Five provinces (British Columbia, Manitoba, Alberta, Saskatchewan, and Ontario) have schools of naturopathic medicine that are tasked with regulating the profession and protecting the public. This summer, Alberta surgeon Dr. Cary Kollias contacted the Alberta School of Naturopathic Medicine about a naturopath claiming to be a “recent medical school graduate.” The school responded that the claim was “not misleading in any way” because the doctor’s website lists the naturopathic school he attended. However, patients should not have to fact-check a doctor’s background. Using the words “naturopathic” and “medical” as if they were interchangeable is a confusing bait-and-switch tactic. To tolerate this behavior as a regulator is a dereliction of duty.
Providing informed consent
Patients need honest information about their health care providers. The spread of misinformation targeting people interested in alternative medicines demands the attention of health care regulators. If you are misinformed about your health care provider’s education, they did not obtain your fully informed consent. This is not only a patient safety issue, but also a patient autonomy issue, since informed consent is a fundamental health care right.
Two doctors in Ontario and New Brunswick, Dr. Quynh Nguyen Giang and Dr. Linda LeBlanc, have written letters to state medical colleges and the Ministry of Health urging them to address the issue. They’re also considering creating an online registry where anyone could report misrepresentations by health-care providers, which would speed up complaints, provide a more coordinated response, and track the scope of the problem. It’s a commendable grassroots effort, given that health-care regulators have been largely lackluster in their response.
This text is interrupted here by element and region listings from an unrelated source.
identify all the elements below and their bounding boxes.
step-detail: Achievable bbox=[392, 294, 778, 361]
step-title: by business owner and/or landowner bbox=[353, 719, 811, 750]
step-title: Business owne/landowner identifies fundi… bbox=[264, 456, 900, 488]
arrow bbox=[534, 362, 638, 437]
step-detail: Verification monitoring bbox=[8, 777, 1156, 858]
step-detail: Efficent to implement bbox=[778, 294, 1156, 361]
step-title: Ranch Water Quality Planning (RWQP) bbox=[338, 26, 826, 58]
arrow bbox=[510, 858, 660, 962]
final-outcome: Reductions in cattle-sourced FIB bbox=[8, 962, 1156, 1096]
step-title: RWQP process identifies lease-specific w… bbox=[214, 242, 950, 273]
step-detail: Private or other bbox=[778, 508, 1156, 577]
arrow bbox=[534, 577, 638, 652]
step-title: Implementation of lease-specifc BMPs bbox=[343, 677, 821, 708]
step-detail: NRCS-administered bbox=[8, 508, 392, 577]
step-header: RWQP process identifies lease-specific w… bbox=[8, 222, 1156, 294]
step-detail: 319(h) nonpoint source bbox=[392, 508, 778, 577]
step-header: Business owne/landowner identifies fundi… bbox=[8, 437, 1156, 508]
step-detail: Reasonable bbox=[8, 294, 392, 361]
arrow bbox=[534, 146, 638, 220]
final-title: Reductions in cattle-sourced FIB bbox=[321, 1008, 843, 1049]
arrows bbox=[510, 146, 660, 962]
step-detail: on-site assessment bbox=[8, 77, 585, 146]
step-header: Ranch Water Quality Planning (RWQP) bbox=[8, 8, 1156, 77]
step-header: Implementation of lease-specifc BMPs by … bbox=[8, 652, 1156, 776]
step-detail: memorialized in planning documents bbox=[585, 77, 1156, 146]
Lack of organizational interest
While New Brunswick’s medical school has filed lawsuits against several naturopaths for false advertising, other regulators appear completely uninterested in the allegations made by at least Nguyen-Giang and LeBlanc. Just as regulations regarding naturopathic medicine vary from province to province, the apparent concerns expressed by medical schools also vary, with some refusing to even address the issue.
So if we can’t expect medical and naturopathic colleges to take this issue seriously, governments must step in. Patient safety issues are too important to ignore, especially when the law is blatantly being ignored. Ministries of Health need to combat misrepresentation, challenge naturopathic organisations that spread misinformation, and enforce rules on false health advertising. It is irresponsible to expect this to be solved by professional turf wars. Governments have a duty to the public to make real, concrete efforts to protect the accuracy of health care provider information.